The headlines have been consistent over the last few years: businesses are putting more and more money into cybersecurity remedies. Indications suggest that 2023 will be no different.
A good security strategy will always guarantee action. Every company has a strategy that is based on its goal and vision. However, converting mission and vision into tangible objectives and efforts might be difficult for some.
Strategy execution takes an incremental approach that takes into account the needs of the company, the demands of all stakeholders, potential risks, and the processes required for success. Similarly, establishing a good strategy for zero trust microsegmentation can reduce complexity while emphasizing the effort required to secure organizational resources.
Businesses, on the other hand, should implement a zero-trust strategy in stages based on access regulations, security controls, and identity and access management (IAM). It’s not zero trust vs microsegmentation, it’s them both working in tandem to give you the best security strategy there is. When a zero trust architecture is combined with microsegmentation, the mechanism that guarantees the execution of security policies is created.
A Security Strategy Based on Zero Trust
Businesses have the capacity to proactively safeguard assets as the organization, its environment, and potential attacks change with zero trust. As a result, by prioritizing resource and information security inside hybrid and cloud systems. The zero trust architecture facilitates remote work.
Rather than relying on strategies that solely manage north-south access up to the network boundary, zero trust goes beyond the network perimeter, assuming that every network request involves risk, and attempts to control east-west access.
Authentication and verification are required for zero trust. Implementing a zero-trust strategy promotes knowledge of network identity, access controls, and policies. Businesses implementing zero trust typically begin by selecting a central domain and then progress to single sign-on (SSO) and authentication mechanisms such as two-factor (2FA), multifactor (MFA), and Extensible Authentication Protocol (EAP) (EAP).
The zero trust model promotes simplicity by removing the concept of trust. From the standpoint of employees, the switch to single sign-on emphasizes simplicity by allowing them to log in once for access to many applications. In terms of business, zero trust enables the use of existing technologies to restrict access to data, systems, assets, applications, and services.
Integrating security tools and systems, addressing known vulnerabilities, and automating repetitive operations all contribute to simplicity. Rather than being forced to make access decisions, security operations centers (SOC) verify and authorize every network request.
Microsegmentation as a Technique
Flat networks, which provided unrestricted access to all applications and data, are no longer in use. By splitting networks into sub-networks or zones, network segmentation serves as a stopgap measure to prevent unwanted access to sensitive data.
For instance, on a switch, business-critical applications might be hosted on one VLAN while devices that need access to the applications are located on another. SOCs use firewalls as a gateway between the VLANs and the subnetworks.

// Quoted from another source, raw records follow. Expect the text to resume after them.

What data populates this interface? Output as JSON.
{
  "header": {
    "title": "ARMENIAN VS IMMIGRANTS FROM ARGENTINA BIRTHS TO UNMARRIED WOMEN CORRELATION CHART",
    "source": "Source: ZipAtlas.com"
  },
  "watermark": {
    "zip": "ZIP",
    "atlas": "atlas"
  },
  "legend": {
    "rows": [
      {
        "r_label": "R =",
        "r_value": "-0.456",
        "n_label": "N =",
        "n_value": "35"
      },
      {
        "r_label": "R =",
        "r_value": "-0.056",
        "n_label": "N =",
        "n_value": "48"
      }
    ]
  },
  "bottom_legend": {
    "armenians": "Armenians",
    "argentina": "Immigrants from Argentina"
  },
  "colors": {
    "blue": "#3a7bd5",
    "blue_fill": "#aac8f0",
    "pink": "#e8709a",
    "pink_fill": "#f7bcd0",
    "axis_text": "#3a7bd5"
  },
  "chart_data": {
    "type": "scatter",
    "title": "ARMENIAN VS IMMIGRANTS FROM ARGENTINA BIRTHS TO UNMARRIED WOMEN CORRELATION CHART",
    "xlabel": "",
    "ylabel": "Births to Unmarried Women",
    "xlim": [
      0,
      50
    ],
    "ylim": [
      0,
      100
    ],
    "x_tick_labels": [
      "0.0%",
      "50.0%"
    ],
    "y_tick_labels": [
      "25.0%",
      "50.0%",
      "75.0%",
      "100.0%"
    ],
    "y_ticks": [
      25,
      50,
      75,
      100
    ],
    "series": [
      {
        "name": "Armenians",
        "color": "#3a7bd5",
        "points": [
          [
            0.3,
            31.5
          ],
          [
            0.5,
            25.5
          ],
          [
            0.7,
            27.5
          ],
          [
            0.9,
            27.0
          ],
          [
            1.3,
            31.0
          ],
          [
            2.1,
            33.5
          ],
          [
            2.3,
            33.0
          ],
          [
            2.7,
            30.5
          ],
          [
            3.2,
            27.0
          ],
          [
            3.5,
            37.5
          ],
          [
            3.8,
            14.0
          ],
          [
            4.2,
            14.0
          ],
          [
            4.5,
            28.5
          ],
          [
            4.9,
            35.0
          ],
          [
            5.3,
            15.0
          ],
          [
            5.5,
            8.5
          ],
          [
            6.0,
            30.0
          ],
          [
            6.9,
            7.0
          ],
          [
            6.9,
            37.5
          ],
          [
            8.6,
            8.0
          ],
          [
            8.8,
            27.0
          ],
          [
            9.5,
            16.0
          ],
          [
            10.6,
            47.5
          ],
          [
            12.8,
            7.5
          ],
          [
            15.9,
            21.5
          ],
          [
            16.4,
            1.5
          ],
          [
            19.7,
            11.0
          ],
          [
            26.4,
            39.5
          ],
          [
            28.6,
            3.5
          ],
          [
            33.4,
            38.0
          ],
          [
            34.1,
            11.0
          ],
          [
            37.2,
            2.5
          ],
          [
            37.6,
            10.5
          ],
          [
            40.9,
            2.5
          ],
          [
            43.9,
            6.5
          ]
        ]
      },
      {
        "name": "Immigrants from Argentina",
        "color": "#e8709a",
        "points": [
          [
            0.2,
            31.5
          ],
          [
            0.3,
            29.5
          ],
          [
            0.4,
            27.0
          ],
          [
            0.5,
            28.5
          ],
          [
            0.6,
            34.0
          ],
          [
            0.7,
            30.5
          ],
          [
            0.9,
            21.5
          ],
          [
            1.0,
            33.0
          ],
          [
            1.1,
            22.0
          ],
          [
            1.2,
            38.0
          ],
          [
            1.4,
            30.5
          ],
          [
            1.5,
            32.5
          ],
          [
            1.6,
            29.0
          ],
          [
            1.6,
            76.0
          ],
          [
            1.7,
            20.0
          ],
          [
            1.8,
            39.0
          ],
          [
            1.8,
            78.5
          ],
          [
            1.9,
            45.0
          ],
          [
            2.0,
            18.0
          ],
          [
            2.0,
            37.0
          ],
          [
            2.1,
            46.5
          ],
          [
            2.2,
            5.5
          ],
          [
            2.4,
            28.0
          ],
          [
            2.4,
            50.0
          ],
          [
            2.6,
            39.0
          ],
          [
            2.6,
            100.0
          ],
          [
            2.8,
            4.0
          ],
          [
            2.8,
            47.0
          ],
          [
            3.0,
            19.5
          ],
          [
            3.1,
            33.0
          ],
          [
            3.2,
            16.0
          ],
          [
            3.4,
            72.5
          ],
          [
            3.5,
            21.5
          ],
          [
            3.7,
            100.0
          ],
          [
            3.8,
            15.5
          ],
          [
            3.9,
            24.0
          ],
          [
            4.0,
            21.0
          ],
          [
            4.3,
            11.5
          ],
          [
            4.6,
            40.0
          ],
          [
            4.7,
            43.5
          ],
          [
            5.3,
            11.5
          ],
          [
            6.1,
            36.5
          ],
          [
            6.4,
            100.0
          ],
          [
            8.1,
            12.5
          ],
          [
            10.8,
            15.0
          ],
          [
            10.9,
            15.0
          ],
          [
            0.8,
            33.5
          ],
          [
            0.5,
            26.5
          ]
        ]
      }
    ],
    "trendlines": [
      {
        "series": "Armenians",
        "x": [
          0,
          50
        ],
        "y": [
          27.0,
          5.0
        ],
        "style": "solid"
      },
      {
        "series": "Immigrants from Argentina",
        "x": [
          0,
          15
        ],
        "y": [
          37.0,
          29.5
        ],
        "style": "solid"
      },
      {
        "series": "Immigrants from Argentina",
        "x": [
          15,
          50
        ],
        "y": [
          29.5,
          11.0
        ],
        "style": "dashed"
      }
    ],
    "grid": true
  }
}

Problems frequently arise in a segmented network because application servers are located on the same subnetwork. Communication and access between servers may expose a server to vulnerability.
Microsegmentation links cybersecurity measures to specific application workloads rather than permitting unrestricted movement within a zone. Specific applications and related information are under protection of secure micro-perimeters inside the perimeter.
By tying predetermined policies to application workloads; you can control traffic flow and stop attackers from moving laterally once they’ve broken into the system. SOC employees can swiftly identify threats, implement security measures, and limit the scope of breaches in real-time. This is possible because microsegmentation reduces attack surfaces and boosts productivity.
Microsegmentation and Zero Trust Operate Together
There are occasionally gaps between strategy and procedure. A zero trust architecture combines high-level cyber strategy planning with goals for personal access and risk reduction. Microsegmentation, on the other hand, fills in the gaps. It does so by offering a way to implement and carry out a zero trust-based strategy.
Zero trust is based on the granularity offered by single sign-on and authentication systems. SOC teams can access familiar devices and users as well as the permissions, memberships, and policies that have been allocated to them. By creating secure micro-perimeters around particular application workloads and regulating traffic between workloads, microsegmentation increases the granularity.
Implementing zero trust enhances data management and guards sensitive data from breaches. Microsegmentation also improves an organization’s zero trust cyber maturity. The third pillar of the Zero Trust Maturity Model established by the Cybersecurity and Infrastructure Security Agency is Network/Environment (CISA).
Implementing fully distributed ingress/egress micro-perimeters and deep internal microsegmentation based on application workflows results in reaching the ideal maturity level for network segmentation.